If I properly undertand, you want to solve for $T$ the equation $$MS+\frac T{0.755}-\frac T{0.755}\cosh\left(\frac M{2 \frac T {0.755}} \right)=0$$ For more simplicity, let us define $x=\frac T{0.755 M}$ (assuming $M\neq 0$).

This reduces the equation to $$S+x\left(1-\cosh \left(\frac{1}{2 x}\right)\right)=0$$ or $$x\left(\cosh \left(\frac{1}{2 x}\right)-1\right)=S$$ Plot function $$f(x)=x\left(\cosh \left(\frac{1}{2 x}\right)-1\right)$$ and look where, more or less, the function value is $\approx S$. Now, you have all elements to start a numerical method such as bisection or Newton.

In practice, if you consider large values of $x$, a Taylor expansion gives $$f(x)=\frac{1}{8 x}+\frac{1}{384 x^3}+O\left(\frac{1}{x^5}\right)$$ so an inital guess could be $x_0=\frac{1}{8 S}$.

Let us try using $S=2$; Newton iterates would be $$\left( \begin{array}{cc} n & x_n \\ 0 & 0.062500 \\ 1 & 0.071230 \\ 2 & 0.082445 \\ 3 & 0.096799 \\ 4 & 0.114242 \\ 5 & 0.132214 \\ 6 & 0.144649 \\ 7 & 0.148437 \\ 8 & 0.148689 \\ 9 & 0.148690 \end{array} \right)$$ Doing the same for $S=0.2$ $$\left( \begin{array}{cc} n & x_n \\ 0 & 0.625000 \\ 1 & 0.654210 \\ 2 & 0.655858 \\ 3 & 0.655863 \end{array} \right)$$

Edit

It could even be nicer using $x=\frac 1{4y}$ which makes the equation $$g(y)=\sinh ^2\left({y}\right)-2Sy$$

Answer 2

Setting $x=T/(0.755M)$, we can write your equation as $$0=\underbrace{S+x\left(1-\cosh\left(\frac{1}{2x}\right)\right)}_{:=f(x)}.$$

So basically you are looking for a zero of $f(x)$. However, this equation can probably not be resolved for $x$ in elementary term, i.e using functions that might be familiar to you.

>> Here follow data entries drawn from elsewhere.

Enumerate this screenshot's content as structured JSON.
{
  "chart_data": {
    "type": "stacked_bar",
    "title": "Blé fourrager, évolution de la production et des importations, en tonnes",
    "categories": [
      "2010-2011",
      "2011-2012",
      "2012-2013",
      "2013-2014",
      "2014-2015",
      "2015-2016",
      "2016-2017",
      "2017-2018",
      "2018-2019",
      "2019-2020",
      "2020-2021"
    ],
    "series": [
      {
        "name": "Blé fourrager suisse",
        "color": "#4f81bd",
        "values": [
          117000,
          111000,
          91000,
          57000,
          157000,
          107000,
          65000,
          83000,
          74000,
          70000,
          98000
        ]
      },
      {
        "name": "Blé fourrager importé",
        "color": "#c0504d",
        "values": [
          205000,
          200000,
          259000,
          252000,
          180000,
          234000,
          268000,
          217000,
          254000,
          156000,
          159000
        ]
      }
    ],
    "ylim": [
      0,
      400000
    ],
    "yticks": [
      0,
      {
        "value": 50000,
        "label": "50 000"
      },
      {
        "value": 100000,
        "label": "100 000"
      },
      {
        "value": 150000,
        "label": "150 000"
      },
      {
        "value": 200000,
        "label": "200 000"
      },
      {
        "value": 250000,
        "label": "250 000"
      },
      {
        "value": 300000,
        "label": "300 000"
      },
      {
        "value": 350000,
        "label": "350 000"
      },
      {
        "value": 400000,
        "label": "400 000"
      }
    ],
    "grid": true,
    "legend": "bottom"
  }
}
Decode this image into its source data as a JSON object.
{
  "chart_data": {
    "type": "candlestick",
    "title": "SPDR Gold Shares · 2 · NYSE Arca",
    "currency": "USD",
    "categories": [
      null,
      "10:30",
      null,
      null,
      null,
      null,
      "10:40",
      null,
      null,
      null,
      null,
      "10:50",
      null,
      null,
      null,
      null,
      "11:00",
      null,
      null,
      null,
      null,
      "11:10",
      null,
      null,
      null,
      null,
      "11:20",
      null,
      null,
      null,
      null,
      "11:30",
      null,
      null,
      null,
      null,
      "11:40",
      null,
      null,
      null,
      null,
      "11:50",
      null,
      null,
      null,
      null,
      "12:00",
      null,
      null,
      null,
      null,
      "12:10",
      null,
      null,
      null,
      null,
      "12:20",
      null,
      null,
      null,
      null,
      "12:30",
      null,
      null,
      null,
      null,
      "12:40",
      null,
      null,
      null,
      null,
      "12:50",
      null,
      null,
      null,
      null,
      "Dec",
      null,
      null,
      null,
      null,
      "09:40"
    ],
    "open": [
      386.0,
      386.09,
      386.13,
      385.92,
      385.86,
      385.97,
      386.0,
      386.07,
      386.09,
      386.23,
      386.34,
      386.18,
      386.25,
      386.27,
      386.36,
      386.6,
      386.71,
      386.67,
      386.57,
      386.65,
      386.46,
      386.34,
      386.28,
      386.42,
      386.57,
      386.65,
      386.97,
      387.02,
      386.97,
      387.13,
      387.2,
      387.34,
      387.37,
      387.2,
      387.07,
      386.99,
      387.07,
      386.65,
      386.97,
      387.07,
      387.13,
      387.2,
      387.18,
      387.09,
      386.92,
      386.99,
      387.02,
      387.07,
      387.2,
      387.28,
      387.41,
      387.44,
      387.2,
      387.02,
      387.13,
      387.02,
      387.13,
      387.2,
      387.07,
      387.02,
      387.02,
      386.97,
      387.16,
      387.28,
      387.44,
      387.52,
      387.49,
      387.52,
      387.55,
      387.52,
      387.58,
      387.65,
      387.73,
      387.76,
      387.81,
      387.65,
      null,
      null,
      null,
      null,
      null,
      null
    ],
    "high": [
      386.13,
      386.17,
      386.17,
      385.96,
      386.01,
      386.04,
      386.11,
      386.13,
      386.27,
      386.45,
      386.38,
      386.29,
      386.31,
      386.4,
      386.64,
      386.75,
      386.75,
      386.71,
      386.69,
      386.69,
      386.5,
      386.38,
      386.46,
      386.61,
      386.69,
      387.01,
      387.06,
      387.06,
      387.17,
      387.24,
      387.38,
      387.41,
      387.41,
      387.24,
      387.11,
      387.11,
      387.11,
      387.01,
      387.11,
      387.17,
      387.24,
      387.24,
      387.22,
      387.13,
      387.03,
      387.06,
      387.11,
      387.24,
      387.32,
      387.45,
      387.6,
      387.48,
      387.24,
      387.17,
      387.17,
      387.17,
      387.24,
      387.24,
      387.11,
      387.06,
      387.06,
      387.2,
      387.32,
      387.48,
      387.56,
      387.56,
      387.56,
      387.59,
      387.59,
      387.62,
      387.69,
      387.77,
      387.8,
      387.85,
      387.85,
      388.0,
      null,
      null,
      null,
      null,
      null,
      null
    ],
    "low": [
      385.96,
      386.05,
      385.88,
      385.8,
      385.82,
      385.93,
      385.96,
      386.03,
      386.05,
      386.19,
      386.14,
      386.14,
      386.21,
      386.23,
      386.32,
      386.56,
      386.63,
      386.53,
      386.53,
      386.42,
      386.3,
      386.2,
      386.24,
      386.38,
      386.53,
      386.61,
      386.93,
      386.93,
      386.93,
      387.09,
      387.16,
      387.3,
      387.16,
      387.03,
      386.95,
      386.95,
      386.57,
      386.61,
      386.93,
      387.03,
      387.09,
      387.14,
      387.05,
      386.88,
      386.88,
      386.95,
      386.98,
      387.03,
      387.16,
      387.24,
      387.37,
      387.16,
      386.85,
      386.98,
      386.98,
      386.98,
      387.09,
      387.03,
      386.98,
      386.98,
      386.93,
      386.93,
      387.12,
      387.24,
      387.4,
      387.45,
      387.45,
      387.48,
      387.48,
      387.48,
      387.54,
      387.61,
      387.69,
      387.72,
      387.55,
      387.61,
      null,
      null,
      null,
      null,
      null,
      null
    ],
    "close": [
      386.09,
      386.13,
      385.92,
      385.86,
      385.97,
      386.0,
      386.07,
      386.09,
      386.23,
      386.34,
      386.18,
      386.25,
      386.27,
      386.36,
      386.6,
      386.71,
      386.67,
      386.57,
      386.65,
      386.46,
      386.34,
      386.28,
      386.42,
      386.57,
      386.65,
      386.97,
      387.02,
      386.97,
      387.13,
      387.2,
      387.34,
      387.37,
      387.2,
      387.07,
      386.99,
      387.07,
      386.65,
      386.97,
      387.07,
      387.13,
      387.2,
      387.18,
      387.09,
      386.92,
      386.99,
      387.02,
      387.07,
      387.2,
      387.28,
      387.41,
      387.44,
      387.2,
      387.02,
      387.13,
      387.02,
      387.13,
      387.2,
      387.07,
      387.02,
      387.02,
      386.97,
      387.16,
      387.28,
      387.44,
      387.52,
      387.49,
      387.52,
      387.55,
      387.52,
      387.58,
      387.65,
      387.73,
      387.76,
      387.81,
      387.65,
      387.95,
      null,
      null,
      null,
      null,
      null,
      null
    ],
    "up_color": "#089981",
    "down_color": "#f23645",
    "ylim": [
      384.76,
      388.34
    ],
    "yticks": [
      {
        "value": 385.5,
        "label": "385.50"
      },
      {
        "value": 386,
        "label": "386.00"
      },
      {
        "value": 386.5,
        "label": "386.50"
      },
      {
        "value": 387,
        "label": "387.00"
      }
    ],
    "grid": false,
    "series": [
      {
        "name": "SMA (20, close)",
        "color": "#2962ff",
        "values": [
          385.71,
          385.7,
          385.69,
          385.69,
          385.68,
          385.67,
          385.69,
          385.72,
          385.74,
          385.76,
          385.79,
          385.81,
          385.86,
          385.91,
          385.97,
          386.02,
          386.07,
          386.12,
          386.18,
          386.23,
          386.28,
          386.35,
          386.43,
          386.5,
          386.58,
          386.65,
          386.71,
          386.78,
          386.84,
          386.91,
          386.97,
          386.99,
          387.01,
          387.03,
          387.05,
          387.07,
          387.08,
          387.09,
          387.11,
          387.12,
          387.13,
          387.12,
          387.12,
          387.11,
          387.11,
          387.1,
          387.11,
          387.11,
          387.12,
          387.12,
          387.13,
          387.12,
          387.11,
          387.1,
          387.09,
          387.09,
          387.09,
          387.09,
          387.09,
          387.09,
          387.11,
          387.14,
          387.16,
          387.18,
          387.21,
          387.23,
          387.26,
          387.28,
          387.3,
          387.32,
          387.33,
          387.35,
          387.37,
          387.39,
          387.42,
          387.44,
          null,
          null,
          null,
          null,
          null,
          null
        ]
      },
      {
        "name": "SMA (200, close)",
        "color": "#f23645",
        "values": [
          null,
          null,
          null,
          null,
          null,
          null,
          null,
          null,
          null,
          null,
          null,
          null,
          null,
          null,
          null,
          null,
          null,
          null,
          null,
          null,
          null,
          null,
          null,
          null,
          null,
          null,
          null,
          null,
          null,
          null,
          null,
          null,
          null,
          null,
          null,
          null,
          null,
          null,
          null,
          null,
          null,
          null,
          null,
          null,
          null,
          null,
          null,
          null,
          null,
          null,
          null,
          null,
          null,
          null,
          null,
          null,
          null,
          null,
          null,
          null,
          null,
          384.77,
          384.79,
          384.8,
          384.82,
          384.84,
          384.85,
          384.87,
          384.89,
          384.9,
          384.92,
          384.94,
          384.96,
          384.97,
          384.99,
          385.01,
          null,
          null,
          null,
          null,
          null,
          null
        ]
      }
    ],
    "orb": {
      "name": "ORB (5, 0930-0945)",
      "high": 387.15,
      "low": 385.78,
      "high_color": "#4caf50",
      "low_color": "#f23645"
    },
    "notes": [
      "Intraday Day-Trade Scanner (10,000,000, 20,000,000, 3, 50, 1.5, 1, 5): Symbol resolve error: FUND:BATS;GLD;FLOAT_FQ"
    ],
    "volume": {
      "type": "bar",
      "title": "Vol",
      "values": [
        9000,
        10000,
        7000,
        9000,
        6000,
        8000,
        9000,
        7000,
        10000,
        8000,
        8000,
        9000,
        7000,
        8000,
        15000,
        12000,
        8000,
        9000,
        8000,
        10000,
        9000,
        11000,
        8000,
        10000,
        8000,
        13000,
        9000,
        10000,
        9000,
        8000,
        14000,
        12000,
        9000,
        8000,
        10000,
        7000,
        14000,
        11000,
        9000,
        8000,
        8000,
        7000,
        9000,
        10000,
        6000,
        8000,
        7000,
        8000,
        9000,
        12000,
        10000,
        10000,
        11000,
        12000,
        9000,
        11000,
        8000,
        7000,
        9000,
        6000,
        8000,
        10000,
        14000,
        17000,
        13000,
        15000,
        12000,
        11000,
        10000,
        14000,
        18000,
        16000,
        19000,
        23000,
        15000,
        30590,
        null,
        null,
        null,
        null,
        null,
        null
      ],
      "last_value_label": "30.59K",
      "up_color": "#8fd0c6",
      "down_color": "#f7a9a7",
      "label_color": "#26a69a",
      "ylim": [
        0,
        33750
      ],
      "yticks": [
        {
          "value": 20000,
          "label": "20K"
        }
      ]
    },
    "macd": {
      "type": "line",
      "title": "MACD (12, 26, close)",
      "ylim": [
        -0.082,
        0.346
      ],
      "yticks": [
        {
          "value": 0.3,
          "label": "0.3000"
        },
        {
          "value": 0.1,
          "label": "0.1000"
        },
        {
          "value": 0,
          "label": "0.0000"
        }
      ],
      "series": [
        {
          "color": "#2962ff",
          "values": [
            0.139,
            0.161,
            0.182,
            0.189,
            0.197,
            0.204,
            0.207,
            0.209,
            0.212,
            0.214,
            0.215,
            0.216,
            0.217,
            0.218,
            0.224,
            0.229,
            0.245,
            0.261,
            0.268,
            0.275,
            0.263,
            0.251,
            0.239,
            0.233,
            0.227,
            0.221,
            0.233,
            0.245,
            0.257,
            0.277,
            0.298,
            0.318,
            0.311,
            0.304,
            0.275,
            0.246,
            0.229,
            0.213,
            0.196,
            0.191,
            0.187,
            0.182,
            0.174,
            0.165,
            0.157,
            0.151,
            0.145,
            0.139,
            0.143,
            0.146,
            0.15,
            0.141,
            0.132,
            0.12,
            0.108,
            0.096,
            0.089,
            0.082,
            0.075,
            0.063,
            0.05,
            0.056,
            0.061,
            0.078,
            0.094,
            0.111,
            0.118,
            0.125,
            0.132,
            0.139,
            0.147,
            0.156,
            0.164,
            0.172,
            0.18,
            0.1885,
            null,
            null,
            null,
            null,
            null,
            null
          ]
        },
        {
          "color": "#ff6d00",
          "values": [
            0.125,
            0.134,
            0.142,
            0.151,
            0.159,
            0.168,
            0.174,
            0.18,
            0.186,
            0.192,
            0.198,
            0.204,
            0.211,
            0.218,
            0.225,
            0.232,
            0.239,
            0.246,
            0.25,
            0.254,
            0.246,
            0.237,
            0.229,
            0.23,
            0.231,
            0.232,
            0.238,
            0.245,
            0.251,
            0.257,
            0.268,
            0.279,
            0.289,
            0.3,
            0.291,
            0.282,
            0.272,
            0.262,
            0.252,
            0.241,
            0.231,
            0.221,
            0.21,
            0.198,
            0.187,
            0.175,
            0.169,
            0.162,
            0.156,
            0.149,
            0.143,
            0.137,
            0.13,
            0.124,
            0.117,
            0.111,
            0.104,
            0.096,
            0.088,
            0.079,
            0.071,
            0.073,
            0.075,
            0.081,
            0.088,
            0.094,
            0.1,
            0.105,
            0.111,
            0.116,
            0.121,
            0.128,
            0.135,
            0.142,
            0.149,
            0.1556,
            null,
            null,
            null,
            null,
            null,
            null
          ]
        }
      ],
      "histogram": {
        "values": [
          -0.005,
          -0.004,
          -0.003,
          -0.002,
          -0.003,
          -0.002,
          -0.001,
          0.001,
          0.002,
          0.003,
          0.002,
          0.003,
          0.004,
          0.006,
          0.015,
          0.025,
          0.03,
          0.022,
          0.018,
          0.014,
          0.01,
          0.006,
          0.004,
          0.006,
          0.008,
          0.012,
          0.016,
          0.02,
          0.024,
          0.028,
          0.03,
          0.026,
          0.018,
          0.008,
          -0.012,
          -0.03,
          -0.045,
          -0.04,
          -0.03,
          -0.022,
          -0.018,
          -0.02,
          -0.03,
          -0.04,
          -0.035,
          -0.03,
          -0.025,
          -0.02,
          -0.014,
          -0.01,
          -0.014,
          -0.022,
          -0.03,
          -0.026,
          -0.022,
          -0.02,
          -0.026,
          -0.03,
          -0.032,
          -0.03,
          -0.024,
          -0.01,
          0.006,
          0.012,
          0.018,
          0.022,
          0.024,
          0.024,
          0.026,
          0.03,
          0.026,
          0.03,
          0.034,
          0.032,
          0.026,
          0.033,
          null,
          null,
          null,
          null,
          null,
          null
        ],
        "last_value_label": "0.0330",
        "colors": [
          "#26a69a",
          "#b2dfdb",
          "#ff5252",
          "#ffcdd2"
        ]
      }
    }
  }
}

But what you can do is guessing a solution, e.g. $x=1$ (which might be a bad guess, but does not matter) and then iteratively improve this guess by some numerical method, e.g. Newton's method.

Example. Using Newton's method, we can approximate a zero of $f(x)$ in the following way. Guess an initial value for the zero, e.g. $x_0=1$. Now you will need the derivative $f'$. Compute

$$x_1=x_0-\frac{f(x_0)}{f'(x_0)}.$$

This value $x_1$ is a better guess for the zero. Do it again

$$x_2=x_1-\frac{f(x_1)}{f'(x_1)}.$$

Now $x_2$ is an even better guess than $x_1$. You can repeat this over and over until you see that your guess is not really changing anymore (certainly after something like ten steps). You can assume this value to be your solution.

From this approximate solution you can recover $T$ via $T=0.755M\cdot x$.